In terms of his NBA draft outlook, Sakota can only hope for a call in the second round call, and still, it look like a long shot at the moment.

State of the Prospect: Who’s Hot

Jan Vesely delivered his best game in his still short tenure with Geoplin Slovan. Despite his team’s defeat, he managed to score 18 points, grab 5 rebounds, dish out 2 assists and record 2 steals against a fairly strong team such as Hemofarm. We had the chance to see the Czech player this summer in the Division B portion of the U-18 European Championship, but in the sole game we could attend of the Czech Republic, Vesely was completely dominated by his Belgium counterpart. Being unable to display his low post game against a much more physical rival, he just left a promising impression in terms of his physical build.

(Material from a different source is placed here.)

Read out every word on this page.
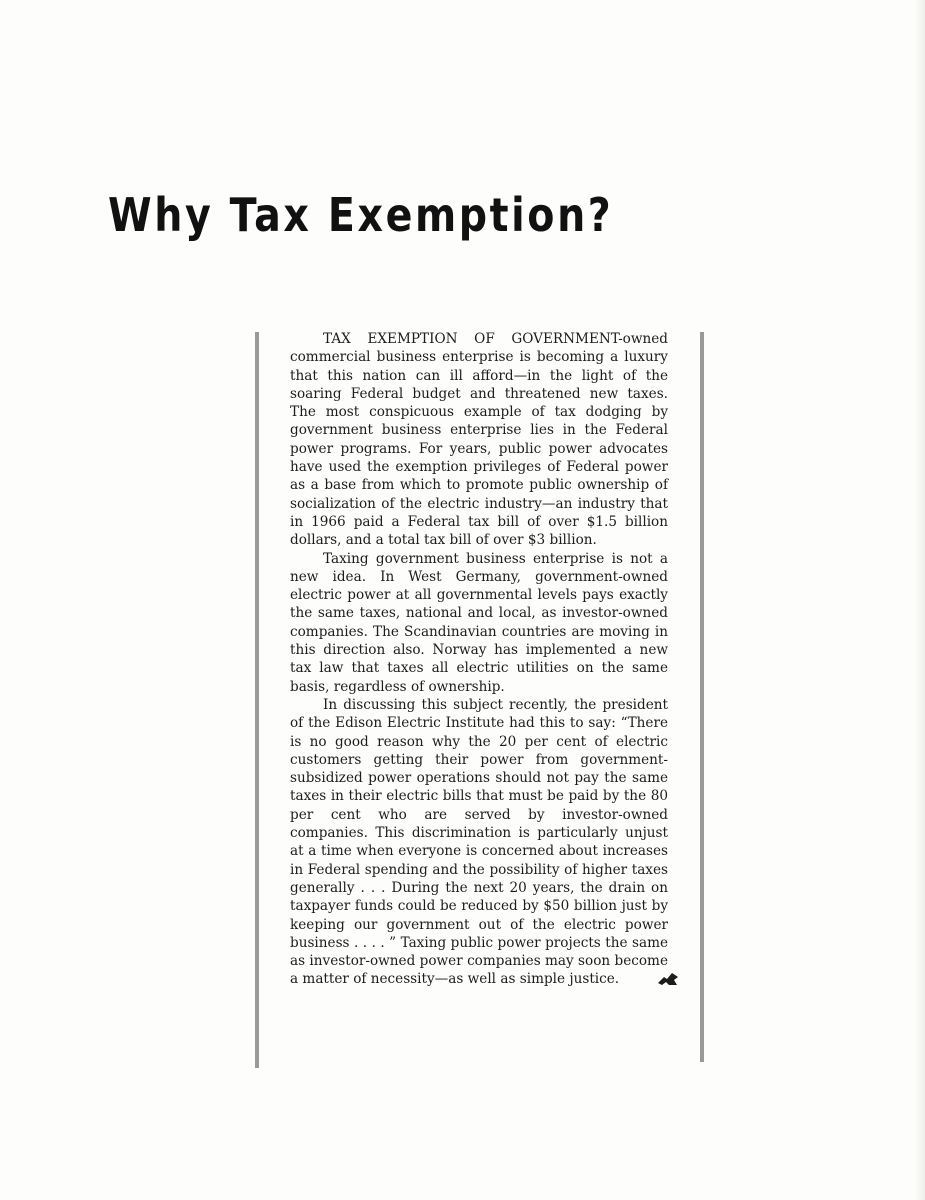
Why Tax Exemption?

TAX EXEMPTION OF GOVERNMENT-owned commercial business enterprise is becoming a luxury that this nation can ill afford—in the light of the soaring Federal budget and threatened new taxes. The most conspicuous example of tax dodging by government business enterprise lies in the Federal power programs. For years, public power advocates have used the exemption privileges of Federal power as a base from which to promote public ownership of socialization of the electric industry—an industry that in 1966 paid a Federal tax bill of over $1.5 billion dollars, and a total tax bill of over $3 billion.

Taxing government business enterprise is not a new idea. In West Germany, government-owned electric power at all governmental levels pays exactly the same taxes, national and local, as investor-owned companies. The Scandinavian countries are moving in this direction also. Norway has implemented a new tax law that taxes all electric utilities on the same basis, regardless of ownership.

In discussing this subject recently, the president of the Edison Electric Institute had this to say: “There is no good reason why the 20 per cent of electric customers getting their power from government-subsidized power operations should not pay the same taxes in their electric bills that must be paid by the 80 per cent who are served by investor-owned companies. This discrimination is particularly unjust at a time when everyone is concerned about increases in Federal spending and the possibility of higher taxes generally . . . During the next 20 years, the drain on taxpayer funds could be reduced by $50 billion just by keeping our government out of the electric power business . . . . ” Taxing public power projects the same as investor-owned power companies may soon become a matter of necessity—as well as simple justice.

Ante Tomic recorded an Adriatic-League career-high 26 points in a loss against local rivals Cibona, adding also 5 rebounds and 3 blocks. Tomic has scored in double digits in the last seven games, and he’s finally receiving big minutes after some initial struggles. Still, he’s failing to dominate the competition (only averaging 5.9 rebounds and 0.5 blocks) due to his problems developing physically, which ultimately might jeopardize an attempt to jump to a superior level of competition.

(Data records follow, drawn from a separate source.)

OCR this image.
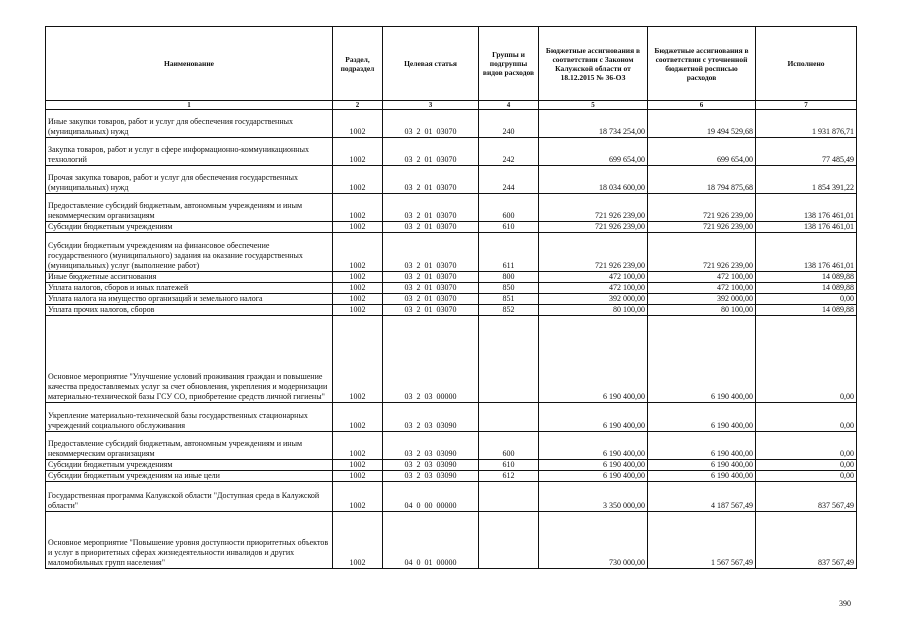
Наименование	Раздел, подраздел	Целевая статья	Группы и подгруппы видов расходов	Бюджетные ассигнования в соответствии с Законом Калужской области от 18.12.2015 № 36-ОЗ	Бюджетные ассигнования в соответствии с уточненной бюджетной росписью расходов	Исполнено
1	2	3	4	5	6	7
Иные закупки товаров, работ и услуг для обеспечения государственных (муниципальных) нужд	1002	03 2 01 03070	240	18 734 254,00	19 494 529,68	1 931 876,71
Закупка товаров, работ и услуг в сфере информационно-коммуникационных технологий	1002	03 2 01 03070	242	699 654,00	699 654,00	77 485,49
Прочая закупка товаров, работ и услуг для обеспечения государственных (муниципальных) нужд	1002	03 2 01 03070	244	18 034 600,00	18 794 875,68	1 854 391,22
Предоставление субсидий бюджетным, автономным учреждениям и иным некоммерческим организациям	1002	03 2 01 03070	600	721 926 239,00	721 926 239,00	138 176 461,01
Субсидии бюджетным учреждениям	1002	03 2 01 03070	610	721 926 239,00	721 926 239,00	138 176 461,01
Субсидии бюджетным учреждениям на финансовое обеспечение государственного (муниципального) задания на оказание государственных (муниципальных) услуг (выполнение работ)	1002	03 2 01 03070	611	721 926 239,00	721 926 239,00	138 176 461,01
Иные бюджетные ассигнования	1002	03 2 01 03070	800	472 100,00	472 100,00	14 089,88
Уплата налогов, сборов и иных платежей	1002	03 2 01 03070	850	472 100,00	472 100,00	14 089,88
Уплата налога на имущество организаций и земельного налога	1002	03 2 01 03070	851	392 000,00	392 000,00	0,00
Уплата прочих налогов, сборов	1002	03 2 01 03070	852	80 100,00	80 100,00	14 089,88
Основное мероприятие "Улучшение условий проживания граждан и повышение качества предоставляемых услуг за счет обновления, укрепления и модернизации материально-технической базы ГСУ СО, приобретение средств личной гигиены"	1002	03 2 03 00000		6 190 400,00	6 190 400,00	0,00
Укрепление материально-технической базы государственных стационарных учреждений социального обслуживания	1002	03 2 03 03090		6 190 400,00	6 190 400,00	0,00
Предоставление субсидий бюджетным, автономным учреждениям и иным некоммерческим организациям	1002	03 2 03 03090	600	6 190 400,00	6 190 400,00	0,00
Субсидии бюджетным учреждениям	1002	03 2 03 03090	610	6 190 400,00	6 190 400,00	0,00
Субсидии бюджетным учреждениям на иные цели	1002	03 2 03 03090	612	6 190 400,00	6 190 400,00	0,00
Государственная программа Калужской области "Доступная среда в Калужской области"	1002	04 0 00 00000		3 350 000,00	4 187 567,49	837 567,49
Основное мероприятие "Повышение уровня доступности приоритетных объектов и услуг в приоритетных сферах жизнедеятельности инвалидов и других маломобильных групп населения"	1002	04 0 01 00000		730 000,00	1 567 567,49	837 567,49
390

Maxim Sheleketo dropped 34 points on Alytus in his last game at the BBL’s Challenge Cup. This is a sort of second division of the Baltic League featuring the second tier squads from first divisions in Lithuania, Latvia and Estonia. His team VEF Riga is doing a good job there, going 7-1 so far. Actually, their only defeat came in the single game where the Russian couldn’t score in double digits. He’s averaging 17.1 points, has reached the 20-point mark in the last three games, and credits a 41% average from behind the arc, while also contributing 5 rebounds per game.

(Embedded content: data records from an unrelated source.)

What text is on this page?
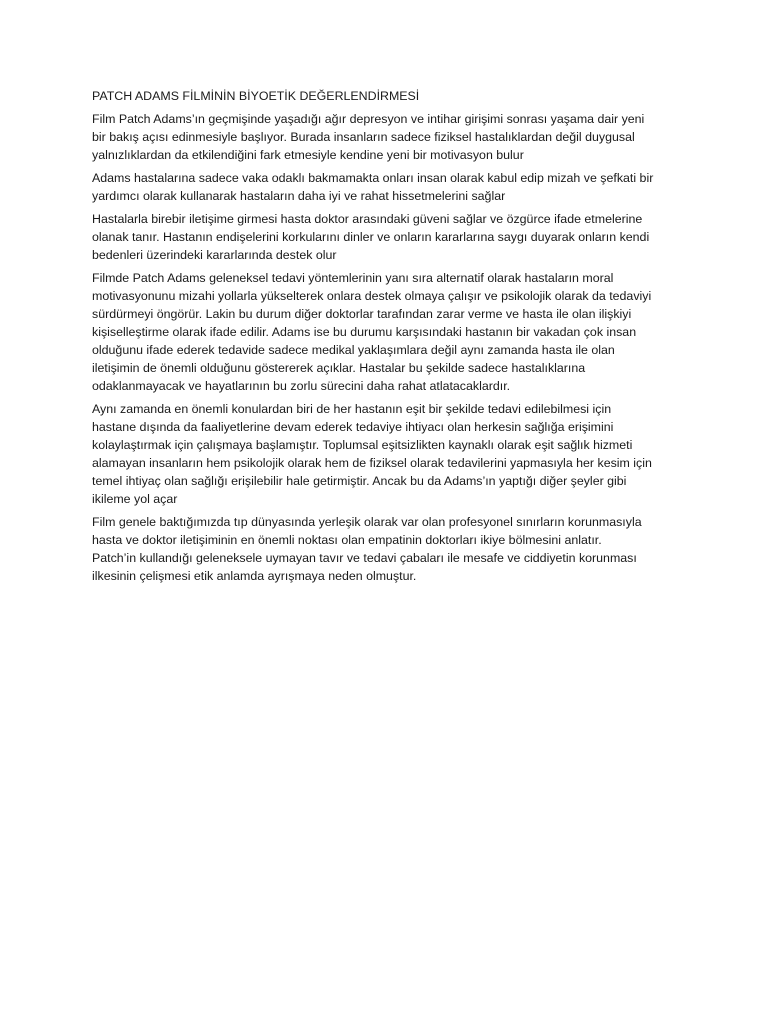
PATCH ADAMS FİLMİNİN BİYOETİK DEĞERLENDİRMESİ
Film Patch Adams’ın geçmişinde yaşadığı ağır depresyon ve intihar girişimi sonrası yaşama dair yeni
bir bakış açısı edinmesiyle başlıyor. Burada insanların sadece fiziksel hastalıklardan değil duygusal
yalnızlıklardan da etkilendiğini fark etmesiyle kendine yeni bir motivasyon bulur
Adams hastalarına sadece vaka odaklı bakmamakta onları insan olarak kabul edip mizah ve şefkati bir
yardımcı olarak kullanarak hastaların daha iyi ve rahat hissetmelerini sağlar
Hastalarla birebir iletişime girmesi hasta doktor arasındaki güveni sağlar ve özgürce ifade etmelerine
olanak tanır. Hastanın endişelerini korkularını dinler ve onların kararlarına saygı duyarak onların kendi
bedenleri üzerindeki kararlarında destek olur
Filmde Patch Adams geleneksel tedavi yöntemlerinin yanı sıra alternatif olarak hastaların moral
motivasyonunu mizahi yollarla yükselterek onlara destek olmaya çalışır ve psikolojik olarak da tedaviyi
sürdürmeyi öngörür. Lakin bu durum diğer doktorlar tarafından zarar verme ve hasta ile olan ilişkiyi
kişiselleştirme olarak ifade edilir. Adams ise bu durumu karşısındaki hastanın bir vakadan çok insan
olduğunu ifade ederek tedavide sadece medikal yaklaşımlara değil aynı zamanda hasta ile olan
iletişimin de önemli olduğunu göstererek açıklar. Hastalar bu şekilde sadece hastalıklarına
odaklanmayacak ve hayatlarının bu zorlu sürecini daha rahat atlatacaklardır.
Aynı zamanda en önemli konulardan biri de her hastanın eşit bir şekilde tedavi edilebilmesi için
hastane dışında da faaliyetlerine devam ederek tedaviye ihtiyacı olan herkesin sağlığa erişimini
kolaylaştırmak için çalışmaya başlamıştır. Toplumsal eşitsizlikten kaynaklı olarak eşit sağlık hizmeti
alamayan insanların hem psikolojik olarak hem de fiziksel olarak tedavilerini yapmasıyla her kesim için
temel ihtiyaç olan sağlığı erişilebilir hale getirmiştir. Ancak bu da Adams’ın yaptığı diğer şeyler gibi
ikileme yol açar
Film genele baktığımızda tıp dünyasında yerleşik olarak var olan profesyonel sınırların korunmasıyla
hasta ve doktor iletişiminin en önemli noktası olan empatinin doktorları ikiye bölmesini anlatır.
Patch’in kullandığı geleneksele uymayan tavır ve tedavi çabaları ile mesafe ve ciddiyetin korunması
ilkesinin çelişmesi etik anlamda ayrışmaya neden olmuştur.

State of the Prospect: Who’s Not

Víctor Claver is going through a severe scoring drought. This past week he went scoreless both in the ULEB Cup and the ACB league. Actually, he hasn’t been able to contribute a single point for his team in four of the last five games he has played. He seems to have lost some of the confidence he showed late last season. He’s struggling with his perimeter shooting (3/14 from the arc this campaign), which ultimately greatly affects his entire game. His opponents grant him space to prevent him from penetrating, while Víctor is not particularly gifted to score or draw fouls in heavy traffic, so he can lose a great deal of offensive effectiveness. Add his troubles on the defensive end given his lack of a true position there (sometimes outmuscled in the low post, still not laterally quick enough to contest perimeter players), and coach Katsikaris is finding good enough reasons to reduce his playing time (less than 10 minutes in last week’s games combined). We’ll see how much time takes Claver to change this negative dynamic. His confidence problems are well known, and what should be his breakout season might turn out to become a disappointing year.

Rounding Up…

With MMT Estudiantes suffering the injury of both of its point guards, Jayson Granger has been given a chance to play with the first team in the ACB League. Coming from Uruguay, the son of an American basketball player, he’s a 6-2 guard born in 1989. Relatively strong, physically mature, he’s not a guy oozing with potential, but rather a complete and effective player given his age. Decently athletic, fairly quick, he’s aggressive on the court, even incisive displaying nice ball-handling skills to attack his opponents. Showing decent court vision, he can find his teammates preferably off the dribble and in transition, but can also come up with solid passes from the perimeter in the set offense. He’s also solid with his jumper with range out to the three-point line and the ability to release his shot off the dribble, although he losses effectiveness in the process. He’s an active guy on defense, and probably enjoys already a mature enough body to battle with ACB guys. All in all, he doesn’t really show any single great characteristic in his game, but he’s a decent player. In his ACB debut, he had 10 points, 1 assist and 1 rebound in the loss against DKV Joventut.